Mario è un giovane uomo di 23 anni.
Da subito mi è chiaro che il suo malessere (forti ansie, angoscia, attacchi di panico) è legato ad un iper-investimento della mente, dei pensieri, come probabile fuga da vissuti difficili da affrontare.
Durante un colloquio mi confida che uno dei “temi caldi” delle sue rimuginazioni è dirsi “Sono un incapace e gli altri se ne potrebbero accorgere”. Approfondendo meglio questo pensiero emerge come il vero timore di Mario sia quello di far trapelare la sua vulnerabilità. Mario comprende razionalmente quanto sia inutile e inappropriato giudicare negativamente le sue fragilità, ma non può fare a meno di odiarle. Quando si pensa come debole gli si chiude immediatamente lo stomaco, sente un nodo alla gola, una vampata di calore alla testa e le mani fredde.
Non potendo risolvere un problema di pensiero allo stesso livello in cui si è prodotto (quello mentale), decido di fargli fare un’esperienza emotiva. Gli chiedo di dare una forma a quella che percepisce come la sua parte vulnerabile.
A Mario viene spontaneo immaginarla come un bambino piagnucoloso che non è in grado di fare altro se non rimanere lì dov’è, immobile, incapace di fare qualsiasi cosa. Chiedo a Mario che cosa prova nel “vedere” quel bambino di fronte a sé.
Mario mi dice che guardandolo, dopo un primo momento di irritazione, gli fa pena. Gli verrebbe voglia di avvicinarsi e abbracciarlo. Gli propongo di farlo, sempre in quel campo magico dove tutto può accadere: la nostra immaginazione.

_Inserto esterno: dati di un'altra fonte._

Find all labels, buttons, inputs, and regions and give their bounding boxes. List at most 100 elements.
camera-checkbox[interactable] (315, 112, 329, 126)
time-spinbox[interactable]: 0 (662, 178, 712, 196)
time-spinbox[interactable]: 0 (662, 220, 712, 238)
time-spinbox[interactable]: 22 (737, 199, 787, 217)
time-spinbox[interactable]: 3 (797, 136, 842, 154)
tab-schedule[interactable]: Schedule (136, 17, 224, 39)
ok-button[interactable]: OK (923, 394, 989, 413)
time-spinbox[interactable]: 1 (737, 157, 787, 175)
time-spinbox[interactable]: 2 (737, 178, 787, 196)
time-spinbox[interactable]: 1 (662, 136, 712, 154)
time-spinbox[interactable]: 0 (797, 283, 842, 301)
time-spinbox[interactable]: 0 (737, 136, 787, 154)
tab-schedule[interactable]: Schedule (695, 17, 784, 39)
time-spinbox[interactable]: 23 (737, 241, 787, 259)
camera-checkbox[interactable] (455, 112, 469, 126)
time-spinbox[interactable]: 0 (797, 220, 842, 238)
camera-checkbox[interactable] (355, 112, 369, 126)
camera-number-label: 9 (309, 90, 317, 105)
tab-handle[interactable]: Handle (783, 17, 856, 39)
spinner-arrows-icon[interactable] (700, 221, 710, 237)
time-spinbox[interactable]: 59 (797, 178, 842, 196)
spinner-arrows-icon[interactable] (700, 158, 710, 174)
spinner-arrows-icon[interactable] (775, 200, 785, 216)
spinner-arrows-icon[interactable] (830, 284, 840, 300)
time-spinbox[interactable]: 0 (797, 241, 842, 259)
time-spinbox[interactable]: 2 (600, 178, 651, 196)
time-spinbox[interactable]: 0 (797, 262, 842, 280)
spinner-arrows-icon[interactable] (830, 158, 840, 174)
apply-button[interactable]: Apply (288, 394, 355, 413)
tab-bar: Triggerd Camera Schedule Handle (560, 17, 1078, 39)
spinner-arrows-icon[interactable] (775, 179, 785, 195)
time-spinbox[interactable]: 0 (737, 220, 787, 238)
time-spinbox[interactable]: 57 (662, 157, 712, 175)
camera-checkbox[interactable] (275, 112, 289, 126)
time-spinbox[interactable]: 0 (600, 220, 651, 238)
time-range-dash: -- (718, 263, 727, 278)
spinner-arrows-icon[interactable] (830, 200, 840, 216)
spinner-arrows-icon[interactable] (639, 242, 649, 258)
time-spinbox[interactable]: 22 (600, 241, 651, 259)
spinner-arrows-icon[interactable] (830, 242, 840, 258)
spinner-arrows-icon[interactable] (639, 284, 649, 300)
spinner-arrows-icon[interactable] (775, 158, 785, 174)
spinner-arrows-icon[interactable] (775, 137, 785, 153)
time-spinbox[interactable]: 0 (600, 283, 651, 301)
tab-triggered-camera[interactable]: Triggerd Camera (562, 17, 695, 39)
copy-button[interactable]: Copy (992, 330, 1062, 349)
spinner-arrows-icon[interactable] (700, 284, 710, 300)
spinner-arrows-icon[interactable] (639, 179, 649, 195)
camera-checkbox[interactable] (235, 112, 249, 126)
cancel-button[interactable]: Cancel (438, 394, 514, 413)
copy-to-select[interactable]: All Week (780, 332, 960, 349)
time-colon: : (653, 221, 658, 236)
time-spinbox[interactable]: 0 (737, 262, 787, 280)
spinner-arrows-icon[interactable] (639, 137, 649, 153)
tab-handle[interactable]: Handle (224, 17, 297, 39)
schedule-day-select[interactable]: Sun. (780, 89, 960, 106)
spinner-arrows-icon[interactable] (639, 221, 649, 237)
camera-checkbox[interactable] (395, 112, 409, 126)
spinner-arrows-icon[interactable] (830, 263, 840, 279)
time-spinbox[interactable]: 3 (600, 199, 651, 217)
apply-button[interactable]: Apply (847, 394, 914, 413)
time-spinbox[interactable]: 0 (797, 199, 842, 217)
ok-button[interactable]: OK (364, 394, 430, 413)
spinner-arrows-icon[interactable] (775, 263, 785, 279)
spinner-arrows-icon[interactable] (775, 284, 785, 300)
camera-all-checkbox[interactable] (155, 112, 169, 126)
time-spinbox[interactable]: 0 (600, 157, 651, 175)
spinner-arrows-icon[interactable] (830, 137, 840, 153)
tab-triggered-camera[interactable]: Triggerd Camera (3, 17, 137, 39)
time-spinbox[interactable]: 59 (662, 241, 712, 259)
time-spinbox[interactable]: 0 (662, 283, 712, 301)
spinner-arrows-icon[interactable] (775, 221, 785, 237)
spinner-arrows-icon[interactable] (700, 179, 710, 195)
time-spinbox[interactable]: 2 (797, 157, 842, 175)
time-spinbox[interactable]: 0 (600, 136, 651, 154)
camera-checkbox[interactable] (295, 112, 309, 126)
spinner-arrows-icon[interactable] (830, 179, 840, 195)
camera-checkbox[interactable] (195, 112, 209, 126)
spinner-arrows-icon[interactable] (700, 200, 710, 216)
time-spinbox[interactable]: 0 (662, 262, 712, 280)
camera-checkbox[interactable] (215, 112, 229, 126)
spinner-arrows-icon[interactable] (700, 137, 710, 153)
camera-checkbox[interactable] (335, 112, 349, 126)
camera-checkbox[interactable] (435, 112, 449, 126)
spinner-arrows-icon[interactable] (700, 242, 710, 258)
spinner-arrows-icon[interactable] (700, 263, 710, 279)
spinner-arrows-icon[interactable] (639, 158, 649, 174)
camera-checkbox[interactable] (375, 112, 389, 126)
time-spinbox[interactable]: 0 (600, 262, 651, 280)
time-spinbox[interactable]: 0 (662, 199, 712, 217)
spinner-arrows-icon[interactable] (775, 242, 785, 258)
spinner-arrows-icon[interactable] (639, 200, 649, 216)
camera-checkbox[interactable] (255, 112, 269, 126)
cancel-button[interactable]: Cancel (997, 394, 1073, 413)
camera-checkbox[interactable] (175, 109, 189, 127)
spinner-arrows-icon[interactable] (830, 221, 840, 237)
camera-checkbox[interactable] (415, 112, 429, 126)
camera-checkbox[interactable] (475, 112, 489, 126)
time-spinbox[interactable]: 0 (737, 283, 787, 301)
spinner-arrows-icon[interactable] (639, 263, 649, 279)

Mario si lascia andare ad una profonda tenerezza mentre, con l’occhio della mente, si concede questa esperienza.
Proiettando fuori di sé l’incarnazione delle sue vulnerabilità, Mario ha potuto avvicinarle. E contattarle in un modo che fosse diverso dal giudizio. Gli propongo di considerare – e cautamente di trasformare – quel bambino della visualizzazione in sé stesso, a quella medesima età.
Mario tentenna. Inizialmente, l’immagine di sé da bambino fatica a formarsi. Ma finalmente arriva. Insieme ad una grande commozione. Non si era mai “rivisto” in questi termini. Prova una stretta al cuore e un sentimento di compassione che non era mai riuscito a provare nei propri confronti, men che meno verso il bambino che è stato.
Invito Mario, anche stavolta, a comportarsi verso quel bambino nel modo che sente più spontaneo. Mario mi dice che anche con lui avverte il bisogno di avvicinarsi e di avere un contatto fisico. Mentre immagina tutto questo, porto la sua attenzione a focalizzarsi sulle sensazioni che gli derivano da questo abbraccio, identificandosi ora con il Mario adulto, ora con il Mario bambino. È un momento molto intenso, che lo tocca parecchio. Lo aiuto a farsi attraversare dalle sensazioni e dalle emozioni del momento. Non potrà dimenticare facilmente quest’esperienza e lo invito, ora che fa parte del suo bagaglio, a ricordarsene nel momento in cui il pensiero giudicante visto sopra si riaffacciasse alla sua mente. Gli suggerisco di tenere presente che quelle parti vulnerabili di sé chiedono solo un riconoscimento, un’accettazione, amore. E quanto più lo ricevono, tanto più si rinforzano. Invece che respingerle, addirittura odiarle, ora sa che hanno solo bisogno d’amore. Quel bambino è dentro di lui, e la parte adulta di sé, oggi, può prendersene cura.
La mente di Mario – come quella di tutti noi – può rappresentare un limite o una risorsa. Diventa vincolante nel momento in cui prende il sopravvento il bisogno di controllo, che porta a valutare, giudicare, ad analizzare. È la parte più razionale che, se non gestita, può portare a una deriva.
C’è poi una parte della psiche, quella legata all’immaginazione, ai simboli, alla creatività, che è un vero e proprio scrigno di tesori. Imparare ad aprirlo e a fruire dei suoi doni è quanto di più bello possiamo fare per noi stessi e per il mondo.